If NASA planning stays on the rails politically, technically and financially, america will plant recent footprints on the moon toward the tip of 2025.
That touchdown, on a mission called Artemis 3, will probably be the primary human lunar landing since Apollo 17 moonwalkers stirred up the grey dust in December 1972.
Artemis 3 is meant to be the primary of quite a few human missions to the Artemis Polar Exploration Zone — the region poleward of 84 degrees south latitude.
Choosing a secure and science-worthy landing region for Artemis 3 is a difficult task. But there isn’t any doubt that great discoveries lie ahead — and one potential surprise might be detecting life on the moon.
Related: NASA’s Artemis 3 mission: Landing humans on the moon
Super-cold craters
Latest research suggests that future visitors to the lunar south pole region needs to be looking out for evidence of life in super-cold permanently shadowed craters — organisms that might have made the trek from Earth.
Microbial life could potentially survive in the cruel conditions near the lunar south pole, suggested Prabal Saxena, a planetary researcher at NASA’s Goddard Space Flight Center in Greenbelt, Maryland.
“One of the vital striking things our team has found is that, given recent research on the ranges wherein certain microbial life can survive, there could also be potentially habitable niches for such life in relatively protected areas on some airless bodies,” Saxena told Space.com.
Indeed, the lunar south pole may possess the properties that may enable survival and potentially even episodic growth of certain microbial life, Saxena said.
“We’re currently working on understanding which specific organisms could also be most suited to surviving in such regions and what areas of the lunar polar regions, including places of interest relevant to exploration, could also be most amenable to supporting life,” he said.
In work presented at a recent science workshop on the potential Artemis 3 landing sites, Saxena and study members reported that the lunar south pole may contain substantial surface niches that might be potentially habitable for quite a few microorganisms.
Earth’s history — on ice
Is it possible that samples of Earth’s history might be lurking in sun-shy lunar craters?
Small pieces of our planet may need been hurled to the moon as “Earth meteorites” — rocks blasted into space by powerful cosmic impacts.
That’s indeed a possibility, said Heather Graham, an organic geochemist at NASA Goddard who’s also a member of the study team. But that does not imply that Earth microbes also survived that deep-space trip.
“While extraterrestrial transfer of organic molecules from meteoritic sources could be very likely, and indeed observed in our own terrestrial meteorite evaluation, the transfer of microbes from similar sources doesn’t have the identical weight of evidence,” Graham said. “It might be an interesting idea, but without viable data this route can’t be included on this study.”
Graham said that, more importantly, the study team could be very aware of the various ways in which humans are the largest vector of microbes to the moon.

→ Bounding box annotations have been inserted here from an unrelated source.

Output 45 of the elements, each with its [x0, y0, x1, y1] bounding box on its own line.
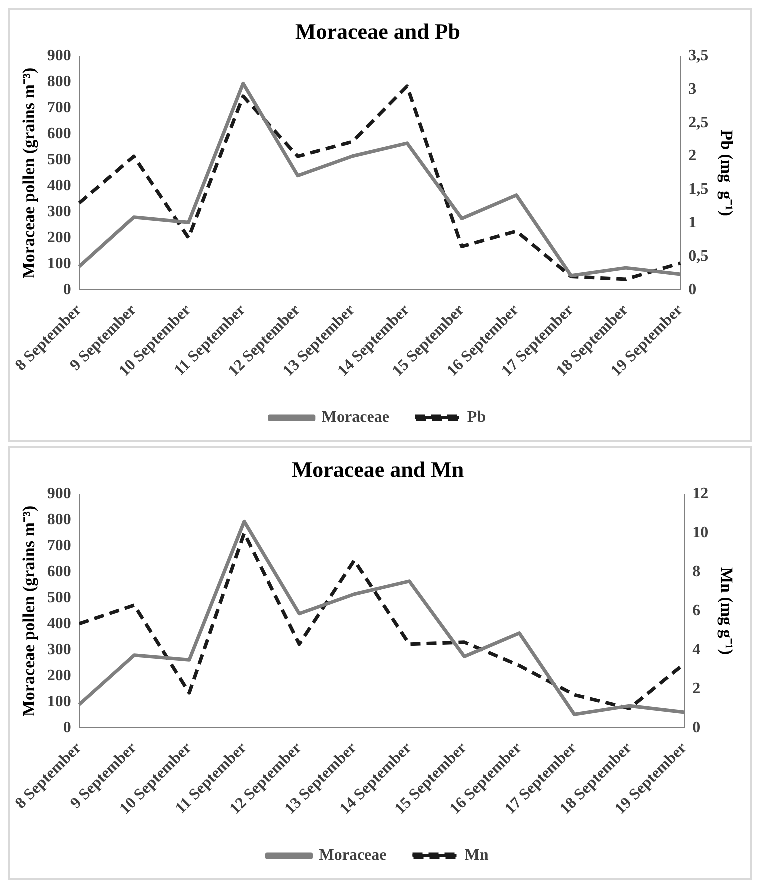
- legend-label: Pb: [467, 409, 486, 426]
- y2-tick-label: 1: [688, 214, 697, 232]
- y-tick-label: 700: [47, 537, 72, 554]
- y-tick-label: 500: [47, 589, 72, 606]
- y2-tick-label: 6: [692, 602, 701, 620]
- y2-tick-label: 3,5: [688, 48, 709, 65]
- y-tick-label: 200: [47, 229, 72, 246]
- y2-tick-label: 12: [692, 486, 709, 503]
- y2-tick-label: 0: [688, 281, 697, 298]
- y-tick-label: 800: [47, 74, 72, 91]
- y-tick-label: 700: [47, 99, 72, 116]
- y2-tick-label: 0: [692, 719, 701, 736]
- legend-label: Mn: [464, 847, 489, 864]
- y2-tick-label: 2,5: [688, 114, 709, 132]
- y2-tick-label: 8: [692, 563, 701, 580]
- y-tick-label: 300: [47, 641, 72, 658]
- y2-tick-label: 3: [688, 80, 697, 98]
- y2-tick-label: 1,5: [688, 181, 709, 198]
- y-tick-label: 0: [63, 719, 72, 736]
- legend-label: Moraceae: [322, 409, 390, 426]
- y2-axis-title: Pb (mg g⁻¹): [717, 130, 736, 216]
- y-tick-label: 400: [47, 177, 72, 194]
- y-tick-label: 900: [47, 486, 72, 503]
- y-tick-label: 400: [47, 615, 72, 632]
- y-tick-label: 100: [47, 255, 72, 272]
- y2-tick-label: 10: [692, 524, 709, 542]
- y-tick-label: 300: [47, 203, 72, 220]
- chart-title: Moraceae and Pb: [296, 18, 460, 44]
- y-tick-label: 100: [47, 693, 72, 710]
- chart-title: Moraceae and Mn: [292, 456, 464, 482]
- y2-tick-label: 4: [692, 641, 701, 658]
- y2-tick-label: 2: [688, 148, 697, 165]
- y2-axis-title: Mn (mg g⁻¹): [717, 567, 736, 656]
- y2-tick-label: 2: [692, 680, 701, 698]
- legend-label: Moraceae: [319, 847, 387, 864]
- y-axis-title: Moraceae pollen (grains m⁻³): [20, 506, 39, 717]
- y2-tick-label: 0,5: [688, 248, 709, 265]
- y-tick-label: 200: [47, 667, 72, 684]
- y-tick-label: 500: [47, 151, 72, 168]
- y-tick-label: 0: [63, 281, 72, 298]
- y-axis-title: Moraceae pollen (grains m⁻³): [20, 68, 39, 279]
- y-tick-label: 600: [47, 125, 72, 142]
- y-tick-label: 900: [47, 48, 72, 65]
- y-tick-label: 800: [47, 512, 72, 529]
- y-tick-label: 600: [47, 563, 72, 580]
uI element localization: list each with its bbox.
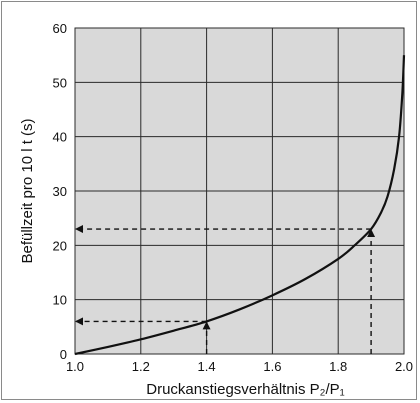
dashed-guides xyxy=(75,225,376,354)
x-tick-label: 1.8 xyxy=(329,359,347,374)
tick-labels: 1.0 1.2 1.4 1.6 1.8 2.0 0 10 20 30 40 50 60 xyxy=(53,21,414,374)
y-tick-label: 50 xyxy=(53,75,67,90)
y-tick-label: 0 xyxy=(60,347,67,362)
x-tick-label: 1.0 xyxy=(66,359,84,374)
x-axis-label: Druckanstiegsverhältnis P₂/P₁ xyxy=(146,381,344,398)
series-line xyxy=(74,55,406,356)
x-tick-label: 1.4 xyxy=(198,359,216,374)
y-tick-label: 30 xyxy=(53,184,67,199)
y-tick-label: 40 xyxy=(53,130,67,145)
x-tick-label: 1.2 xyxy=(132,359,150,374)
y-tick-label: 60 xyxy=(53,21,67,36)
x-tick-label: 1.6 xyxy=(263,359,281,374)
y-tick-label: 10 xyxy=(53,293,67,308)
y-axis-label: Befüllzeit pro 10 l t (s) xyxy=(19,118,36,263)
x-tick-label: 2.0 xyxy=(395,359,413,374)
y-tick-label: 20 xyxy=(53,238,67,253)
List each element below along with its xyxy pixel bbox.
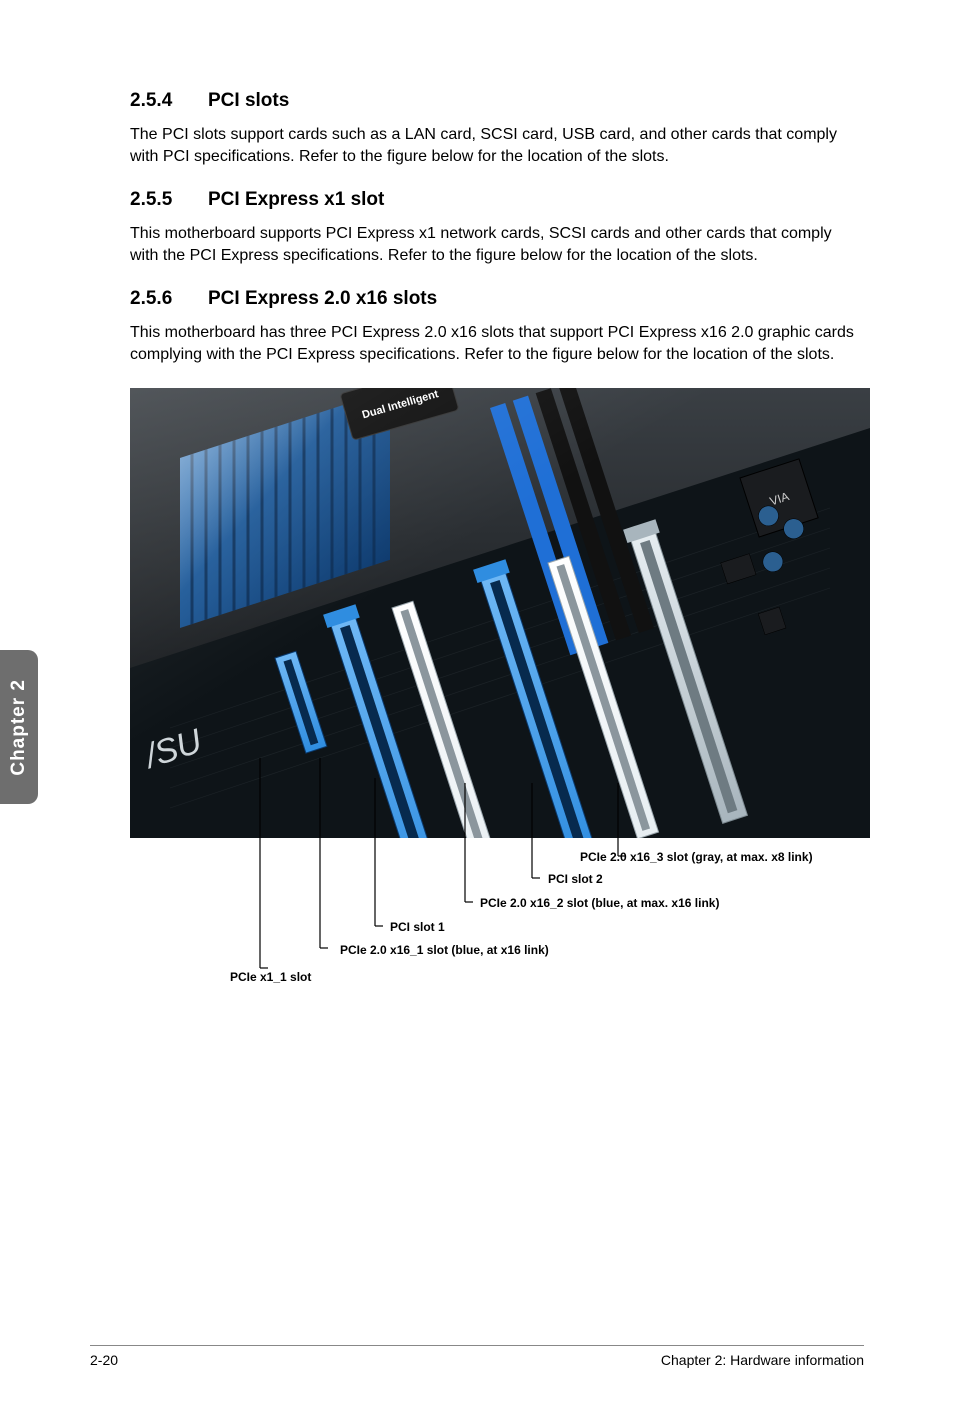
callout-pcie-x16-3: PCIe 2.0 x16_3 slot (gray, at max. x8 li… <box>580 850 813 864</box>
callout-pcie-x16-1: PCIe 2.0 x16_1 slot (blue, at x16 link) <box>340 943 549 957</box>
section-body-2: This motherboard supports PCI Express x1… <box>130 223 864 266</box>
callout-pci-1: PCI slot 1 <box>390 920 445 934</box>
section-title: PCI slots <box>208 90 289 111</box>
section-number: 2.5.4 <box>130 90 208 112</box>
footer-page-number: 2-20 <box>90 1352 118 1368</box>
footer-chapter-title: Chapter 2: Hardware information <box>661 1352 864 1368</box>
motherboard-figure: Dual Intelligent VIA <box>130 388 870 1008</box>
section-body-1: The PCI slots support cards such as a LA… <box>130 124 864 167</box>
callout-pcie-x1: PCIe x1_1 slot <box>230 970 311 984</box>
section-number: 2.5.5 <box>130 189 208 211</box>
motherboard-photo: Dual Intelligent VIA <box>130 388 870 838</box>
callout-pcie-x16-2: PCIe 2.0 x16_2 slot (blue, at max. x16 l… <box>480 896 719 910</box>
section-heading-3: 2.5.6PCI Express 2.0 x16 slots <box>130 288 864 310</box>
section-heading-1: 2.5.4PCI slots <box>130 90 864 112</box>
page-footer: 2-20 Chapter 2: Hardware information <box>90 1345 864 1368</box>
section-heading-2: 2.5.5PCI Express x1 slot <box>130 189 864 211</box>
chapter-tab: Chapter 2 <box>0 650 38 804</box>
chapter-tab-label: Chapter 2 <box>8 679 30 776</box>
section-number: 2.5.6 <box>130 288 208 310</box>
section-title: PCI Express 2.0 x16 slots <box>208 288 437 309</box>
section-title: PCI Express x1 slot <box>208 189 384 210</box>
callout-pci-2: PCI slot 2 <box>548 872 603 886</box>
section-body-3: This motherboard has three PCI Express 2… <box>130 322 864 365</box>
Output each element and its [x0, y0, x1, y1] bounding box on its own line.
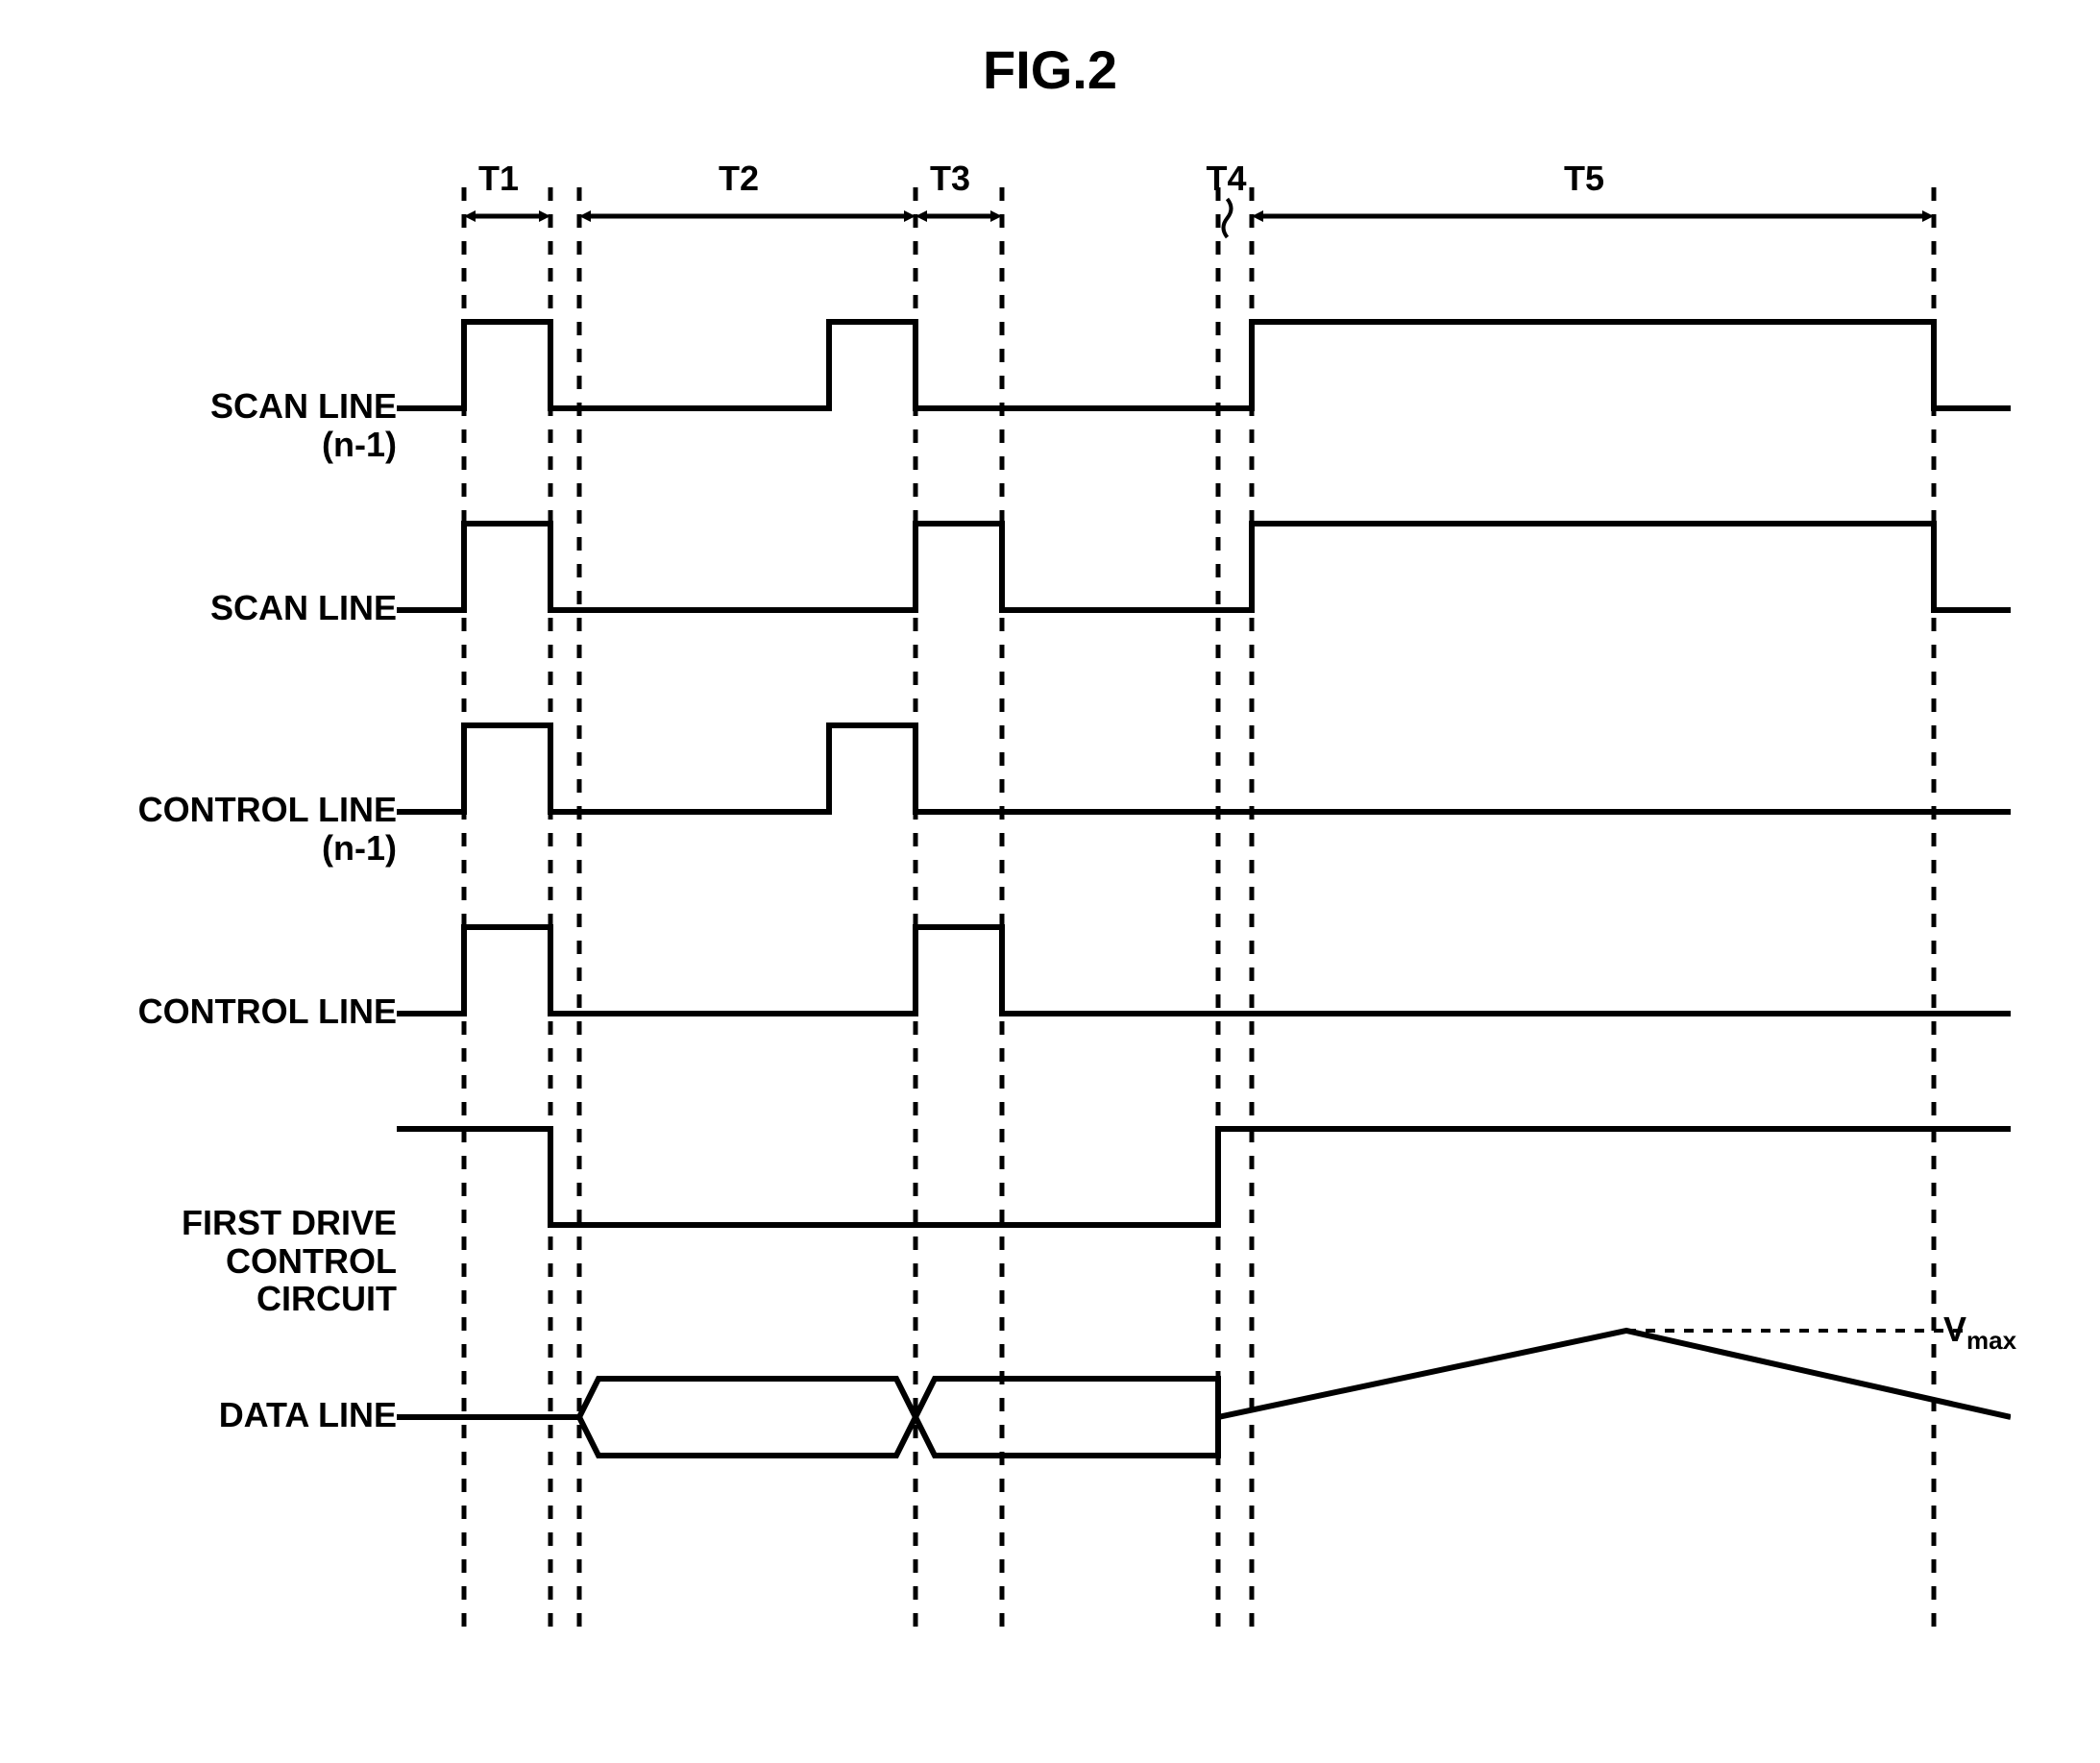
signal-label-control-n: CONTROL LINE: [138, 992, 397, 1031]
interval-label-T4: T4: [1207, 159, 1247, 199]
signal-label-control-n-1: CONTROL LINE (n-1): [138, 791, 397, 867]
signal-label-scan-n-1: SCAN LINE (n-1): [210, 387, 397, 463]
signal-label-first-drive: FIRST DRIVE CONTROL CIRCUIT: [182, 1204, 397, 1318]
interval-label-T1: T1: [478, 159, 519, 199]
interval-label-T5: T5: [1564, 159, 1604, 199]
signal-label-scan-n: SCAN LINE: [210, 589, 397, 627]
interval-label-T3: T3: [930, 159, 970, 199]
timing-diagram: T1 T2 T3 T4 T5 SCAN LINE (n-1) SCAN LINE CONTRO…: [89, 159, 2011, 1696]
signal-label-data-line: DATA LINE: [219, 1396, 397, 1434]
interval-label-T2: T2: [719, 159, 759, 199]
figure-title: FIG.2: [38, 38, 2062, 101]
vmax-label: Vmax: [1943, 1310, 2016, 1356]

“We’ll soon have 50 years of history of humans and their objects on the surface with no stringent requirements regarding forward contamination,” she said.
“We view humans because the more than likely vector given the extensive data that we have now about our history of exploration and the impact record as a second, albeit less influential, early terrestrial source,” Graham added.
Protected micro-niches
Graham identified that the way in which the study team is approaching this problem is not necessarily because they think Artemis missions will cause a flood of microbes to bloom immediately near the lunar south pole in a “dorm room fridge” scenario.
“Relatively…we are going to almost actually deposit hearty spores in protected micro-niches where the max temperature and radiation protection features at that site will allow them to persist,” Graham said. “That is the ‘survival’ end of the size with spores present.”
Over time, Graham said, ongoing exploration of the moon could proceed to deliver water and carbon sources to those locations, which could in the future lead to growth.
Artemis flight path
Also foreseeing a possible impact from increased traffic to the moon is Paul Lucey of the Hawai’i Institute of Geophysics and Planetology on the University of Hawai’i at Mānoa.
“There isn’t any query the ultimate approaches of the Artemis spacecraft will deposit carbon dioxide and water ice in permanently shadowed regions along the flight path and should compromise some sorts of investigations,” Lucey told Space.com.
Alternatively, Lucey said that our understanding of how lunar ice is deposited is meager immediately, “so these will probably be very interesting experiments to conduct, given the correct instrumentation.”
It is probably going there will probably be no comprehensive survey of the abundance of those compounds before the primary Artemis surface missions, Lucey observed, so unfortunately the natural background is not going to be known for the lunar south pole. (One Artemis mission has launched so far — Artemis 1, which went to lunar orbit last fall.)
The moon’s north pole will probably be higher preserved, Lucey said, but spacecraft exhaust can also affect the north via transport through the lunar “exosphere” — its very thin and tenuous envelope of gases.
Saxena concluded that considerations for tips on how to investigate a lunar site, whether it is near to regions which may be potentially habitable niches, needs to be taken into consideration for future site assessment and traverse planning.
“These technique of planning and corresponding strategy, techniques and instrumentation which may be involved may be helpful for exploration of Mars as well,” he said.